Earlier this month, we observed that the inflation-indexed Treasury market was priced for the assumption that inflation was a fading threat. But since then, the TIPS market appears to be having second thoughts.
On December 4, a 10-year TIPS yielded a real (inflation-adjusted) yield of 2.11%, according to U.S. Treasury data. As of last night’s close, the 10-year TIPS changed hands at 2.50%–the highest since last October.
As our chart below shows, the 10-year TIPS yield has jumped dramatically in recent weeks. Is this a good time to jump in?
Clearly, the bond market generally has become more anxious about inflation’s threat in recent weeks. The nominal 10-year Treasury now yields nearly 4.90%, the highest since last August.
As for TIPS, they now offer the following deal: buy a 10-year TIPS and lock in a real yield of 2.50% for the next 10 years. Will that suffice as compensation for any future inflation?
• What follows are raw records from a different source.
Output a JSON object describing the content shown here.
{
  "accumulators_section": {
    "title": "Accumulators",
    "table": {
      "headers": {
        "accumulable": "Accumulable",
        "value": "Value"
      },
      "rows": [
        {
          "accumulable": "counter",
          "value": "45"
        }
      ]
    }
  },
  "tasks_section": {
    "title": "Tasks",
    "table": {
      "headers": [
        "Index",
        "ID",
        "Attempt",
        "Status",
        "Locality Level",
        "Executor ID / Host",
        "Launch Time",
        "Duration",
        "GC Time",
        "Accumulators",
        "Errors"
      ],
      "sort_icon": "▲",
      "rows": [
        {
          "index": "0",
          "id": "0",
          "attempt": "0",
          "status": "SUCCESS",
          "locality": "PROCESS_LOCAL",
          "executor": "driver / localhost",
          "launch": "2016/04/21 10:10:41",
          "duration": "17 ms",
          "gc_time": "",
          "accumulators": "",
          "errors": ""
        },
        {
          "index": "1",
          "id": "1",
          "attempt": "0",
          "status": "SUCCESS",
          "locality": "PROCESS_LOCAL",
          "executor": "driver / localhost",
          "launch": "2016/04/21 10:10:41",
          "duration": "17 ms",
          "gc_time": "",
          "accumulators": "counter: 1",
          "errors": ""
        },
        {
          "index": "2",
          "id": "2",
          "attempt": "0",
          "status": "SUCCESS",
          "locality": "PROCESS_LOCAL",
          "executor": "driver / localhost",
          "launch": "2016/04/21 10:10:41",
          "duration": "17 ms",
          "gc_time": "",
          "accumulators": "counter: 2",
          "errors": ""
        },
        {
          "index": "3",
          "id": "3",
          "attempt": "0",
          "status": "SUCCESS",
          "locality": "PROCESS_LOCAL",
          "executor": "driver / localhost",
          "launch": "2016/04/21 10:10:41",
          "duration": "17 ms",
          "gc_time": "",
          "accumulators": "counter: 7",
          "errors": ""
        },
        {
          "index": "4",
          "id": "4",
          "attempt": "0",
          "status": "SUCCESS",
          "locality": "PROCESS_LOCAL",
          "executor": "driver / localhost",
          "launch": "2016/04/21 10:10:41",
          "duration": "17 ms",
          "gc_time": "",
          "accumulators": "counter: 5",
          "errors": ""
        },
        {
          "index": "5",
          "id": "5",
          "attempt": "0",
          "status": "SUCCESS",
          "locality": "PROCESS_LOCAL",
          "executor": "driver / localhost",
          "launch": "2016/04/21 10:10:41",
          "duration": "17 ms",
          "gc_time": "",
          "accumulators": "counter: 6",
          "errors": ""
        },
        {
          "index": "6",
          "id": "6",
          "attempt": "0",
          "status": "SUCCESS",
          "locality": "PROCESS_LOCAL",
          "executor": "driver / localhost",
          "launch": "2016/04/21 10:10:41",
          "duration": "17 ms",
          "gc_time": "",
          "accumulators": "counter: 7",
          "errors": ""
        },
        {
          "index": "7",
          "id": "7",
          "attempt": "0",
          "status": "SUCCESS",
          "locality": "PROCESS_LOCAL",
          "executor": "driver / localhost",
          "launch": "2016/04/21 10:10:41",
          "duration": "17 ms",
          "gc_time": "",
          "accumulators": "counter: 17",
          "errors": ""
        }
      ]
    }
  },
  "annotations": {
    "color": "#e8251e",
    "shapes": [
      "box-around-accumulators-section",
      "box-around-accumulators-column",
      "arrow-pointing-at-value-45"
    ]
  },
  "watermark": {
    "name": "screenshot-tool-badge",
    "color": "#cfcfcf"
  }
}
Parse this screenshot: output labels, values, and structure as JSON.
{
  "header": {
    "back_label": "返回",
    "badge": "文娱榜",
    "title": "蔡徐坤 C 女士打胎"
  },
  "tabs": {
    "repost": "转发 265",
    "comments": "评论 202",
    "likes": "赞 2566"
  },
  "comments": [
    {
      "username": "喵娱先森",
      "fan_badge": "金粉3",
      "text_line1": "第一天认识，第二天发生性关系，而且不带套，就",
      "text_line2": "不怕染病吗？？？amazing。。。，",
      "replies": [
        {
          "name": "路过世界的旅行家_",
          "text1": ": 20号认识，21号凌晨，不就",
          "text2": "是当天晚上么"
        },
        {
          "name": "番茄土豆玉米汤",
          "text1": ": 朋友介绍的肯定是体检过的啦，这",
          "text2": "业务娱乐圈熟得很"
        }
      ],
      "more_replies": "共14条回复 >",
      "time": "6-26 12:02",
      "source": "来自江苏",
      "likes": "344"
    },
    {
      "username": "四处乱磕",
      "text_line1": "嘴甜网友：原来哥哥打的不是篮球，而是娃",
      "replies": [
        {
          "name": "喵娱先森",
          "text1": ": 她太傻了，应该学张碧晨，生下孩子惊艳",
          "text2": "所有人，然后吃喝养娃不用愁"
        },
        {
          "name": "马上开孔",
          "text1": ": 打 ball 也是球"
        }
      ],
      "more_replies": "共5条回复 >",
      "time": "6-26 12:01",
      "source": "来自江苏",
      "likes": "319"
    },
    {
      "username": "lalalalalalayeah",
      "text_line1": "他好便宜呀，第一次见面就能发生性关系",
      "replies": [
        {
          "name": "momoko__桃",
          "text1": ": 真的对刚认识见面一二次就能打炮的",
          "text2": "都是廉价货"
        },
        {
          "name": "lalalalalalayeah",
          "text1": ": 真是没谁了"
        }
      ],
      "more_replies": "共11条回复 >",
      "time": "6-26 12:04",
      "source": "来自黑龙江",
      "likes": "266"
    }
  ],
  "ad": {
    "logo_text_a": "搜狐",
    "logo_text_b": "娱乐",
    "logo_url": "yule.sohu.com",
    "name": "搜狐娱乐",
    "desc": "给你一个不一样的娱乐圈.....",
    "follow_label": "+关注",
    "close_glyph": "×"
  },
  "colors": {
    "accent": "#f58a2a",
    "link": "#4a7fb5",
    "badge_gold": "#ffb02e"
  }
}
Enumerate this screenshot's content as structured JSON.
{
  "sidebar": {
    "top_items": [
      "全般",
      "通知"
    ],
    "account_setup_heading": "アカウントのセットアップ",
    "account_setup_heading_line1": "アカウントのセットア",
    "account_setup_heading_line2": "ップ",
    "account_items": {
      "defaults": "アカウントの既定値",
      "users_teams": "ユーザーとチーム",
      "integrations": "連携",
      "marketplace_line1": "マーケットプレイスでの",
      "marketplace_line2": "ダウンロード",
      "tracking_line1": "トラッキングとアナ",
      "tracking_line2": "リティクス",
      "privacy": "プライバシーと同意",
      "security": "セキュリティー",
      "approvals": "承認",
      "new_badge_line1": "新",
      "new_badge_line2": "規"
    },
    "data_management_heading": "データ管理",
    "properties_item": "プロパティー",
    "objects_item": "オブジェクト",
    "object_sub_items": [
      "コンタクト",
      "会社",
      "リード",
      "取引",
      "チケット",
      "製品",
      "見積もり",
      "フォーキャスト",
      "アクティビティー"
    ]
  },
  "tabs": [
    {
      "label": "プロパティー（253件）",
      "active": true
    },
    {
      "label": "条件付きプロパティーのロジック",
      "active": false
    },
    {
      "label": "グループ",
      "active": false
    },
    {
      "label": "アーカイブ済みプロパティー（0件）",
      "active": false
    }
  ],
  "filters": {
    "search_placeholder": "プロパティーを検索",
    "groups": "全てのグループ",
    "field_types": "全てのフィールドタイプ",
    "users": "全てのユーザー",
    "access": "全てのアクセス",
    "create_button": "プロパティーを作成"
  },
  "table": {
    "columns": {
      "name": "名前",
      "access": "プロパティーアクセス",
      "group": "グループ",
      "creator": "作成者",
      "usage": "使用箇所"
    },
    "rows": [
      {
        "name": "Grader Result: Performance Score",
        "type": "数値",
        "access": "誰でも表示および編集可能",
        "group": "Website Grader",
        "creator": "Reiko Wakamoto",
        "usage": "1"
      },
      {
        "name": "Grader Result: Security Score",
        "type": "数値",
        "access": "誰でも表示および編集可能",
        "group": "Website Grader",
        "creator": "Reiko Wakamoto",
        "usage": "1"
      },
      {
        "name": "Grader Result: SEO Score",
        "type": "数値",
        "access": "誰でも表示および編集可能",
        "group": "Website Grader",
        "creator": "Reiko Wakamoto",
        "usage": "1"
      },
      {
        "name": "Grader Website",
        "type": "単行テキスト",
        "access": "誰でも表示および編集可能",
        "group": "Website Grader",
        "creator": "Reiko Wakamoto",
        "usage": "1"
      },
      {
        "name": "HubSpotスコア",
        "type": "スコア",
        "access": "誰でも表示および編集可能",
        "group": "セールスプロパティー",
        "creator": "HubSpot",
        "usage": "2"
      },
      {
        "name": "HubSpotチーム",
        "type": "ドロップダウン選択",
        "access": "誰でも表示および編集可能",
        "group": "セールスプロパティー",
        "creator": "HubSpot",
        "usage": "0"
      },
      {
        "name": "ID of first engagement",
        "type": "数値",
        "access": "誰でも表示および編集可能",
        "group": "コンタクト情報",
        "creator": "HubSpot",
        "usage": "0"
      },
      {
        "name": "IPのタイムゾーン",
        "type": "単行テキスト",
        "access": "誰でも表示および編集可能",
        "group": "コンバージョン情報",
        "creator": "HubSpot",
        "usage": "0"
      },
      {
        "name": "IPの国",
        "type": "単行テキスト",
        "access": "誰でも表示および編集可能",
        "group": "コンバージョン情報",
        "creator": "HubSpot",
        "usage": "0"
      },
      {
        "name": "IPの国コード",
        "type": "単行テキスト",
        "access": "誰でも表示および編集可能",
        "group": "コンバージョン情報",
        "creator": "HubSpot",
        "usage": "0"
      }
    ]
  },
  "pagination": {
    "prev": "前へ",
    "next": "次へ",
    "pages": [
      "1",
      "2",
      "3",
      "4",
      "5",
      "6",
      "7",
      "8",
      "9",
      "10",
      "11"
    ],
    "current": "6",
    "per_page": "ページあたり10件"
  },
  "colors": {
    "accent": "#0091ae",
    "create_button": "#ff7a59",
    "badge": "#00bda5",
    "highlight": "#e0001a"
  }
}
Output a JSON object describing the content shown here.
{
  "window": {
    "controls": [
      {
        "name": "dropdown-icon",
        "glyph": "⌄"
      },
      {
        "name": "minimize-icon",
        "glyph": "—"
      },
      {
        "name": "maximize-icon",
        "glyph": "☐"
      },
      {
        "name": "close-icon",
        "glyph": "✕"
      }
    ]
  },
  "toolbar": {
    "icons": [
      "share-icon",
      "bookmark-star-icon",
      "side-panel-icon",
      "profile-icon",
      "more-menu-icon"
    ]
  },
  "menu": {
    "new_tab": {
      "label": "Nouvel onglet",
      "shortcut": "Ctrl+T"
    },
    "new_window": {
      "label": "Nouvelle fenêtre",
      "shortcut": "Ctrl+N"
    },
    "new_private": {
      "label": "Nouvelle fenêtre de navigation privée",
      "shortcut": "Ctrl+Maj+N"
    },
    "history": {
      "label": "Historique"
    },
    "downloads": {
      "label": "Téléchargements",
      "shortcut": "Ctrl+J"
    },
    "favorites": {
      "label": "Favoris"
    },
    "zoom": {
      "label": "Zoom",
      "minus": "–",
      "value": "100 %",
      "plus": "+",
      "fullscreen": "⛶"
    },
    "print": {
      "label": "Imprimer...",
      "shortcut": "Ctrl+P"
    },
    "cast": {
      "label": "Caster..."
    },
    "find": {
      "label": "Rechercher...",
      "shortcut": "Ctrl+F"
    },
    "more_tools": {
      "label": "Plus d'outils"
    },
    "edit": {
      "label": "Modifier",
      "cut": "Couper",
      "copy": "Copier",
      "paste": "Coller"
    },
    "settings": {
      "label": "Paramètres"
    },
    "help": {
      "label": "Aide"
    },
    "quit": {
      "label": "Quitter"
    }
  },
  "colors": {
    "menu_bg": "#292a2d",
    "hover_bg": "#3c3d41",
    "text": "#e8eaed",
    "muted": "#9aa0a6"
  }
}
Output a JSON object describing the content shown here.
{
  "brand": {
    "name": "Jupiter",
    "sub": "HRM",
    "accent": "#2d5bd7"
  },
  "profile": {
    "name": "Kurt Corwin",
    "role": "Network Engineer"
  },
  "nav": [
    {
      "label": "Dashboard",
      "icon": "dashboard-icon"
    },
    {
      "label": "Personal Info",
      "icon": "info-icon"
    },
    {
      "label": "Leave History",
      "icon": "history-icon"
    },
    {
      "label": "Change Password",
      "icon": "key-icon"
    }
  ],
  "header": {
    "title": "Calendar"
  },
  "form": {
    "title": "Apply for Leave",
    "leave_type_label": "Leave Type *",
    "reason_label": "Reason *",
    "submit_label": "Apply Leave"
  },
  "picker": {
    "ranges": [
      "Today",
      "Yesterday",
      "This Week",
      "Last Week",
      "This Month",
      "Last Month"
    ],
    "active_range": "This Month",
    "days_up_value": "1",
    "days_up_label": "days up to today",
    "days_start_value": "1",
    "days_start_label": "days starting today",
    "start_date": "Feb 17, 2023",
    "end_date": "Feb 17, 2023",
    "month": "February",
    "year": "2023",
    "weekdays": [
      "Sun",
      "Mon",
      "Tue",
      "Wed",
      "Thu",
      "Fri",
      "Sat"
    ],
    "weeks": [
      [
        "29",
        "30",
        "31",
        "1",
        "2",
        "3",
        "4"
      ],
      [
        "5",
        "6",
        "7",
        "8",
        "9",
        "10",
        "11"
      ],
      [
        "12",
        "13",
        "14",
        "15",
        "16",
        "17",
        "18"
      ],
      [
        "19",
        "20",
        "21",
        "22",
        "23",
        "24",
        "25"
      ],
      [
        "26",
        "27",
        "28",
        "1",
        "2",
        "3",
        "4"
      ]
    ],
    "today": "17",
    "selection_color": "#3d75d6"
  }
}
One way to measure your odds success comes by comparing the higher yieldingnominal 10-year to the 10-year TIPS yield. The spread now works out to 2.40%–the highest since last September. What it means is that as long as top-line consumer prices run below 2.40% for the next 10 years, buying a 10-year TIPS in the here and now will fare worse than buying its nominal equivalent.
For perspective, consumer prices advanced by 2.6% in 2006, down from 3.4% the year before. By that measure, it’s still a close call as to whether TIPS are the better deal at the moment. Unless you’re expecting a material and sustained uptick in inflation in the years ahead from current levels, you’re better off with standard Treasuries.
Perhaps some of the rise in TIPS yield of late is tied to worries surrounding tomorrow’s FOMC meeting, which will issue its latest decision on the price of money. By most accounts, this will be another non-event and Fed funds will remain steady at 5.25%. Fed funds futures are expecting no less, and for well beyond tomorrow’s FOMC confab.
Of course, keeping rates steady if inflation’s set to rise could easily stir TIPS buying. That doesn’t mean the TIPS buyers are any smarter than the rest of the market, but it may explain the jump in TIPS yield of late.
Nonetheless, the wider market will need more convincing evidence that inflation’s still bubbling. The next opportunity for reading inflation’s tea leaves comes on February 21, when the Labor Department dispenses the January report on consumer prices.
Meanwhile, the TIPS market is looking anxious. If the anxiety keeps stirring, the real yield on a 10-year TIPS will be too good to pass up, even if inflation’s not about to skyrocket. For our money, a jump to a 3.0% yield on a 10-year TIPS would convince us to reconsider the asset class. Meanwhile, we’re just lukewarm, but we’re watching.